Shortly after she appeared on the census, still living with her family, a single young woman working at a factory, she married WWI veteran Mandel Berger, a bookkeeper who would later work as a jeweler. Eleven months later, their first child, Helen Shirley, was born (though, preferring Shirley, she switched the order of her given names after she married). Their son Harold was born in April 1924.
Sadly, Rose died the following year in September when Shirley was not quite four and Harold was just 18 months old. She was buried with Mandel’s family at Waldheim and this lovely headstone beautifully commemorates her.
Mandel remarried about a year later to a young woman named Sarah. On the 1930 census, we glimpse this little family, but more tragedy was ahead. Just three months after the census, Mandel also died at only 34 years old.

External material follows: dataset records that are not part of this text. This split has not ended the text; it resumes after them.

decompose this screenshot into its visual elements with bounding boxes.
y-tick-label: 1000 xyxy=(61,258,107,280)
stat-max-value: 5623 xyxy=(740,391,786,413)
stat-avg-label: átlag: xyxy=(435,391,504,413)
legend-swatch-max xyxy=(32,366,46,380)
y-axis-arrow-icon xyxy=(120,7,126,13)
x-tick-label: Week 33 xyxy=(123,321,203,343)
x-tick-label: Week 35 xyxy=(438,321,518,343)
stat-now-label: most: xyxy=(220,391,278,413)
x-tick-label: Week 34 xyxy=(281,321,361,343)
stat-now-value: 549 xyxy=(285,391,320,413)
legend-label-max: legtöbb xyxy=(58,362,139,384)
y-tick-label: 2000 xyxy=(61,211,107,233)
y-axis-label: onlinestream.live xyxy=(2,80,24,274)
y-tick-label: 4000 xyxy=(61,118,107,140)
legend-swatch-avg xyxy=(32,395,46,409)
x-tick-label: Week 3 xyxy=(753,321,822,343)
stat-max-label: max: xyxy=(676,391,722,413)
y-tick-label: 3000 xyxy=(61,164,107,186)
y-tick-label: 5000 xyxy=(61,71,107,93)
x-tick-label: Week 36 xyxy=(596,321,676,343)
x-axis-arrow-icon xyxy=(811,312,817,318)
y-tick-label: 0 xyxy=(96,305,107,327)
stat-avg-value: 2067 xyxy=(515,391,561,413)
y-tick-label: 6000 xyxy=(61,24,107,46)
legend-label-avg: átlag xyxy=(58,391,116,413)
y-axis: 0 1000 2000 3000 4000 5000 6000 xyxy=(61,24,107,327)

He and Sarah had no children together, and after his death, Shirley and Harold went to live with their maternal grandparents, only to lose their grandfather Sam, too, just four years later. Fortunately, Grandmother Dora lived a good, long life and gave the children stability for many more years.
On the 1940 census, Shirley, now 19, and Harold, 16, were living with their grandmother, two uncles, and two aunts. Shirley had recently finished high school and was just entering the workforce; Harold was in high school. In 1942, Harold enlisted, serving in WWII in the signal corps.
He survived the war, married, and lived a long life. Shirley also married after the war, had children, and lived to old age. Both she and Harold moved to Skokie after the war and appear to have stayed very close through the rest of their lives.